Can average speed equal average velocity?

Yes — but only when the object moves in a single direction without changing course. In that case, distance equals the magnitude of displacement, so average speed = |average velocity|. Whenever an object changes direction or returns toward its starting point, total distance is greater than displacement magnitude, so average speed > |average velocity|. If an object completes a full loop and returns to start, average velocity = 0 but average speed > 0.

Can an object have zero velocity but non-zero speed?

No — if velocity is zero, speed is zero, because speed is the magnitude of velocity. They are zero together. However, an object can have zero average velocity but non-zero average speed: a ball thrown up and caught at the same height has zero displacement (zero average velocity) but has travelled up and back (non-zero distance, non-zero average speed). At the instant it reaches maximum height, both instantaneous speed and instantaneous velocity are zero.

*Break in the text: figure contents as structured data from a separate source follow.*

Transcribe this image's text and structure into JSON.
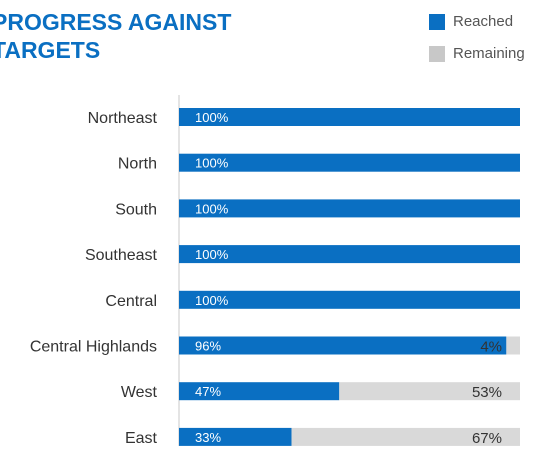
{
  "chart_data": {
    "type": "bar",
    "orientation": "horizontal",
    "stacked": true,
    "title": "PROGRESS AGAINST TARGETS",
    "categories": [
      "Northeast",
      "North",
      "South",
      "Southeast",
      "Central",
      "Central Highlands",
      "West",
      "East"
    ],
    "series": [
      {
        "name": "Reached",
        "values": [
          100,
          100,
          100,
          100,
          100,
          96,
          47,
          33
        ],
        "color": "#0a6fc2"
      },
      {
        "name": "Remaining",
        "values": [
          0,
          0,
          0,
          0,
          0,
          4,
          53,
          67
        ],
        "color": "#d9d9d9"
      }
    ],
    "data_labels": {
      "reached": [
        "100%",
        "100%",
        "100%",
        "100%",
        "100%",
        "96%",
        "47%",
        "33%"
      ],
      "remaining": [
        "",
        "",
        "",
        "",
        "",
        "4%",
        "53%",
        "67%"
      ]
    },
    "xlim": [
      0,
      100
    ],
    "legend_position": "top-right",
    "grid": false
  },
  "legend": {
    "reached_label": "Reached",
    "remaining_label": "Remaining",
    "reached_color": "#0a6fc2",
    "remaining_color": "#c8c8c8"
  }
}
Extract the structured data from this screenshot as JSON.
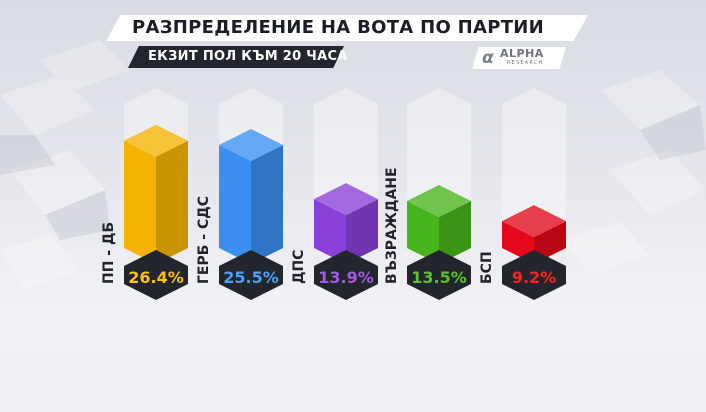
{
  "header": {
    "title": "РАЗПРЕДЕЛЕНИЕ НА ВОТА ПО ПАРТИИ",
    "subtitle": "ЕКЗИТ ПОЛ КЪМ 20 ЧАСА"
  },
  "logo": {
    "name": "ALPHA",
    "tagline": "RESEARCH",
    "icon": "alpha-logo-icon"
  },
  "chart_data": {
    "type": "bar",
    "title": "РАЗПРЕДЕЛЕНИЕ НА ВОТА ПО ПАРТИИ",
    "subtitle": "ЕКЗИТ ПОЛ КЪМ 20 ЧАСА",
    "categories": [
      "ПП - ДБ",
      "ГЕРБ - СДС",
      "ДПС",
      "ВЪЗРАЖДАНЕ",
      "БСП"
    ],
    "values": [
      26.4,
      25.5,
      13.9,
      13.5,
      9.2
    ],
    "data_labels": [
      "26.4%",
      "25.5%",
      "13.9%",
      "13.5%",
      "9.2%"
    ],
    "unit": "%",
    "colors": [
      "#f5b301",
      "#3a8ff0",
      "#8a3fd8",
      "#49b51c",
      "#e3081a"
    ],
    "label_colors": [
      "#ffc20e",
      "#4f9ff5",
      "#a05ae6",
      "#5cc12a",
      "#ff2020"
    ],
    "ylim": [
      0,
      30
    ],
    "grid": false,
    "legend": "none"
  }
}
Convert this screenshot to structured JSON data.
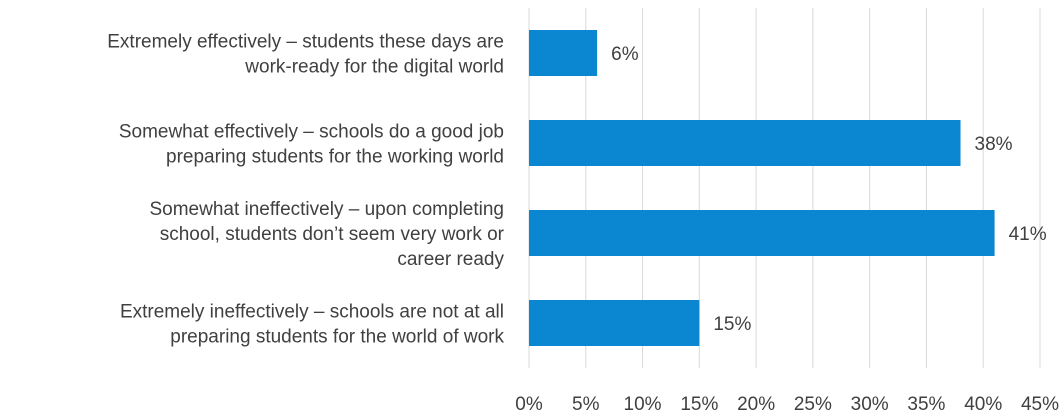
{
  "chart_data": {
    "type": "bar",
    "orientation": "horizontal",
    "categories": [
      "Extremely effectively – students these days are work-ready for the digital world",
      "Somewhat effectively – schools do a good job preparing students for the working world",
      "Somewhat ineffectively – upon completing school, students don’t seem very work or career ready",
      "Extremely ineffectively – schools are not at all preparing students for the world of work"
    ],
    "category_lines": [
      [
        "Extremely effectively – students these days are",
        "work-ready for the digital world"
      ],
      [
        "Somewhat effectively – schools do a good job",
        "preparing students for the working world"
      ],
      [
        "Somewhat ineffectively – upon completing",
        "school, students don’t seem very work or",
        "career ready"
      ],
      [
        "Extremely ineffectively – schools are not at all",
        "preparing students for the world of work"
      ]
    ],
    "values": [
      6,
      38,
      41,
      15
    ],
    "value_labels": [
      "6%",
      "38%",
      "41%",
      "15%"
    ],
    "xlim": [
      0,
      45
    ],
    "xticks": [
      0,
      5,
      10,
      15,
      20,
      25,
      30,
      35,
      40,
      45
    ],
    "xtick_labels": [
      "0%",
      "5%",
      "10%",
      "15%",
      "20%",
      "25%",
      "30%",
      "35%",
      "40%",
      "45%"
    ],
    "title": "",
    "xlabel": "",
    "ylabel": "",
    "grid": "vertical",
    "legend": "none",
    "colors": {
      "bar": "#0a87d0",
      "grid": "#d9d9d9",
      "text": "#404040"
    }
  }
}
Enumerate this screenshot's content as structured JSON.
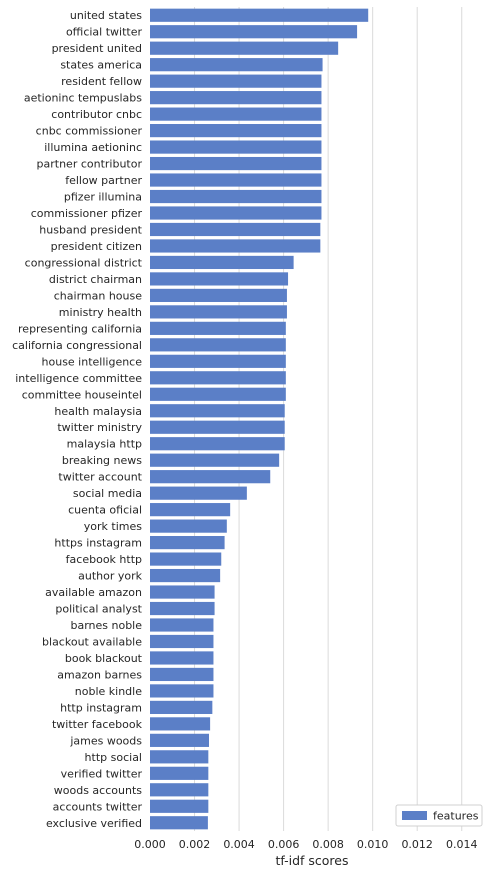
{
  "chart_data": {
    "type": "bar",
    "orientation": "horizontal",
    "title": "",
    "xlabel": "tf-idf scores",
    "ylabel": "",
    "xlim": [
      0,
      0.015
    ],
    "xticks": [
      "0.000",
      "0.002",
      "0.004",
      "0.006",
      "0.008",
      "0.010",
      "0.012",
      "0.014"
    ],
    "xtick_values": [
      0,
      0.002,
      0.004,
      0.006,
      0.008,
      0.01,
      0.012,
      0.014
    ],
    "grid": true,
    "legend": {
      "placement": "bottom-right",
      "entries": [
        "features"
      ]
    },
    "series": [
      {
        "name": "features",
        "color": "#5b7fc7",
        "categories": [
          "united states",
          "official twitter",
          "president united",
          "states america",
          "resident fellow",
          "aetioninc tempuslabs",
          "contributor cnbc",
          "cnbc commissioner",
          "illumina aetioninc",
          "partner contributor",
          "fellow partner",
          "pfizer illumina",
          "commissioner pfizer",
          "husband president",
          "president citizen",
          "congressional district",
          "district chairman",
          "chairman house",
          "ministry health",
          "representing california",
          "california congressional",
          "house intelligence",
          "intelligence committee",
          "committee houseintel",
          "health malaysia",
          "twitter ministry",
          "malaysia http",
          "breaking news",
          "twitter account",
          "social media",
          "cuenta oficial",
          "york times",
          "https instagram",
          "facebook http",
          "author york",
          "available amazon",
          "political analyst",
          "barnes noble",
          "blackout available",
          "book blackout",
          "amazon barnes",
          "noble kindle",
          "http instagram",
          "twitter facebook",
          "james woods",
          "http social",
          "verified twitter",
          "woods accounts",
          "accounts twitter",
          "exclusive verified"
        ],
        "values": [
          0.0098,
          0.0093,
          0.00845,
          0.00775,
          0.0077,
          0.0077,
          0.0077,
          0.0077,
          0.0077,
          0.0077,
          0.0077,
          0.0077,
          0.0077,
          0.00765,
          0.00765,
          0.00645,
          0.0062,
          0.00615,
          0.00615,
          0.0061,
          0.0061,
          0.0061,
          0.0061,
          0.0061,
          0.00605,
          0.00605,
          0.00605,
          0.0058,
          0.0054,
          0.00435,
          0.0036,
          0.00345,
          0.00335,
          0.0032,
          0.00315,
          0.0029,
          0.0029,
          0.00285,
          0.00285,
          0.00285,
          0.00285,
          0.00285,
          0.0028,
          0.0027,
          0.00265,
          0.00262,
          0.00262,
          0.00262,
          0.00262,
          0.0026
        ]
      }
    ]
  }
}
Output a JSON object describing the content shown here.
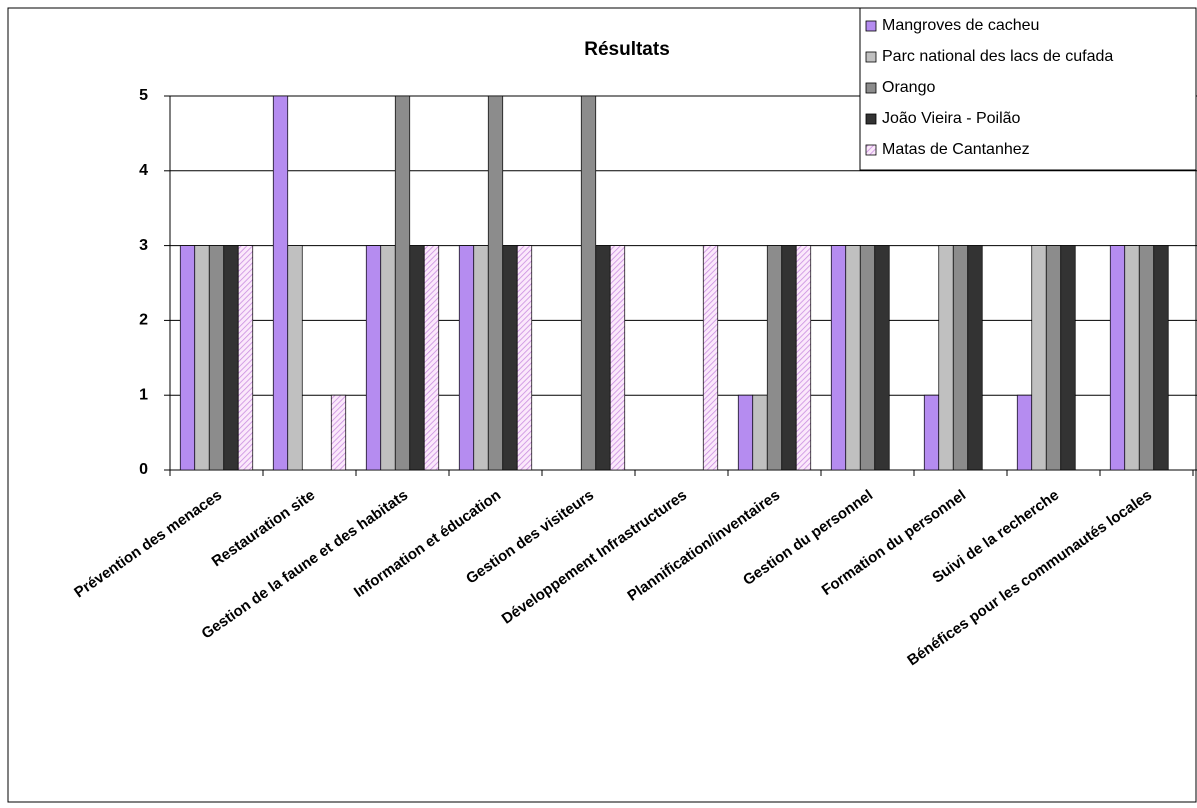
{
  "chart_data": {
    "type": "bar",
    "title": "Résultats",
    "categories": [
      "Prévention des menaces",
      "Restauration site",
      "Gestion de la faune et des habitats",
      "Information et éducation",
      "Gestion des visiteurs",
      "Développement Infrastructures",
      "Plannification/inventaires",
      "Gestion du personnel",
      "Formation du personnel",
      "Suivi de la recherche",
      "Bénéfices pour les communautés locales"
    ],
    "series": [
      {
        "name": "Mangroves de cacheu",
        "color": "#b58cf0",
        "values": [
          3,
          5,
          3,
          3,
          0,
          0,
          1,
          3,
          1,
          1,
          3
        ]
      },
      {
        "name": "Parc national des lacs de cufada",
        "color": "#c0c0c0",
        "values": [
          3,
          3,
          3,
          3,
          0,
          0,
          1,
          3,
          3,
          3,
          3
        ]
      },
      {
        "name": "Orango",
        "color": "#8c8c8c",
        "values": [
          3,
          0,
          5,
          5,
          5,
          0,
          3,
          3,
          3,
          3,
          3
        ]
      },
      {
        "name": "João Vieira - Poilão",
        "color": "#333333",
        "values": [
          3,
          0,
          3,
          3,
          3,
          0,
          3,
          3,
          3,
          3,
          3
        ]
      },
      {
        "name": "Matas de Cantanhez",
        "color": "#c98ee0",
        "hatch": true,
        "values": [
          3,
          1,
          3,
          3,
          3,
          3,
          3,
          0,
          0,
          0,
          0
        ]
      }
    ],
    "ylim": [
      0,
      5
    ],
    "yticks": [
      0,
      1,
      2,
      3,
      4,
      5
    ],
    "grid": true,
    "legend": "top-right"
  }
}
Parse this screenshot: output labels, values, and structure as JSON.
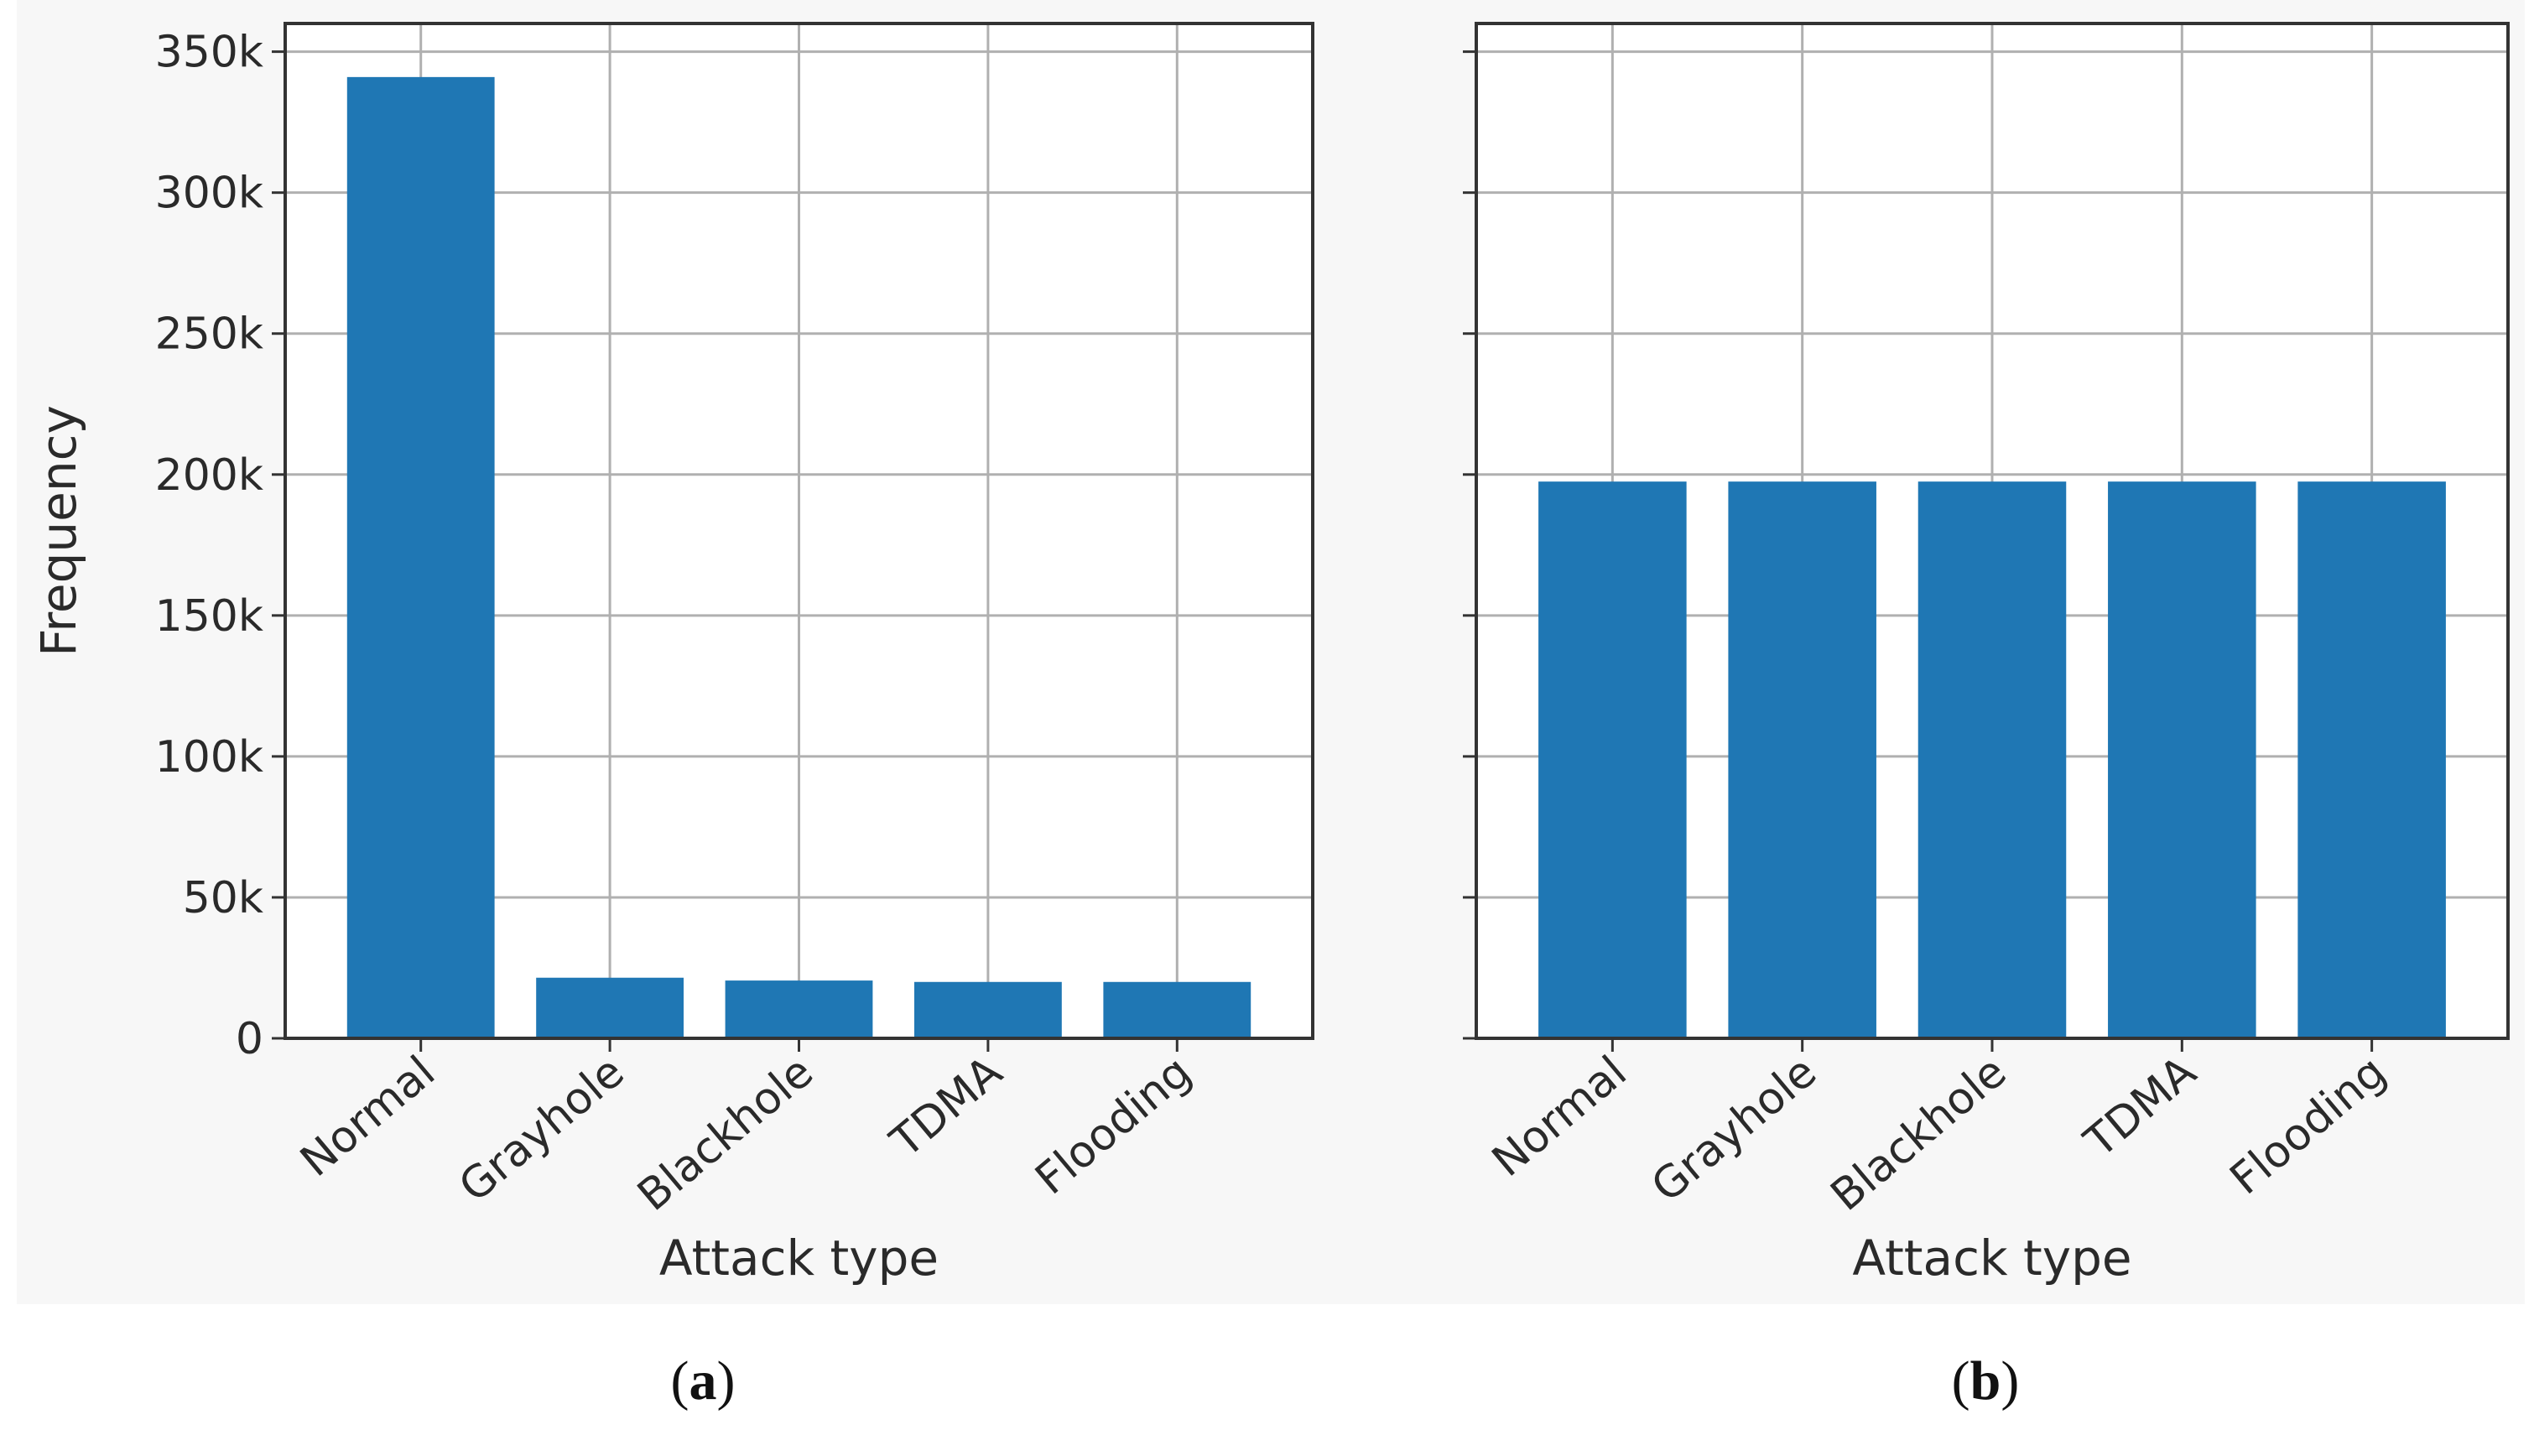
{
  "colors": {
    "bar": "#1f77b4",
    "grid": "#b0b0b0",
    "axis": "#333333",
    "plot_area_background": "#ffffff",
    "figure_background": "#f7f7f7"
  },
  "chart_data": [
    {
      "type": "bar",
      "panel_label": "a",
      "categories": [
        "Normal",
        "Grayhole",
        "Blackhole",
        "TDMA",
        "Flooding"
      ],
      "values": [
        341000,
        21500,
        20500,
        20000,
        20000
      ],
      "title": "",
      "xlabel": "Attack type",
      "ylabel": "Frequency",
      "ylim": [
        0,
        360000
      ],
      "yticks": [
        0,
        50000,
        100000,
        150000,
        200000,
        250000,
        300000,
        350000
      ],
      "ytick_labels": [
        "0",
        "50k",
        "100k",
        "150k",
        "200k",
        "250k",
        "300k",
        "350k"
      ],
      "grid": true,
      "legend": "none"
    },
    {
      "type": "bar",
      "panel_label": "b",
      "categories": [
        "Normal",
        "Grayhole",
        "Blackhole",
        "TDMA",
        "Flooding"
      ],
      "values": [
        197500,
        197500,
        197500,
        197500,
        197500
      ],
      "title": "",
      "xlabel": "Attack type",
      "ylabel": "",
      "ylim": [
        0,
        360000
      ],
      "yticks": [
        0,
        50000,
        100000,
        150000,
        200000,
        250000,
        300000,
        350000
      ],
      "ytick_labels": [],
      "grid": true,
      "legend": "none"
    }
  ]
}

How is velocity shown on a displacement-time graph?

On a displacement-time (s-t) graph, velocity at any point equals the gradient (slope) of the graph at that point. A steep positive gradient means high positive velocity (moving fast in the positive direction). A horizontal line means zero velocity (stationary). A negative gradient means negative velocity (moving in the negative direction). The instantaneous velocity at a specific time is the gradient of the tangent to the curve at that point. Average velocity between two times is the gradient of the chord connecting those two points.

What are the units of velocity?

The SI unit of velocity is metres per second (m/s). Other common units: kilometres per hour (km/h; divide by 3.6 to convert to m/s), miles per hour (mph; multiply by 0.447 to convert to m/s), knots (1 knot = 1 nautical mile per hour = 0.514 m/s). Velocity has the same units as speed — the difference is that velocity also carries directional information (expressed as a sign in 1D problems, or as angle and magnitude in 2D problems).

What is instantaneous velocity?

Instantaneous velocity is the velocity of an object at a specific moment in time — the limit of displacement divided by time interval as the time interval approaches zero: v = lim(Δt→0) Δx/Δt = dx/dt. It is the derivative of displacement with respect to time. On a displacement-time graph, it equals the gradient of the tangent at that instant. A car's speedometer shows instantaneous speed (the magnitude of instantaneous velocity). Average velocity gives an overall picture; instantaneous velocity gives the precise state at each moment.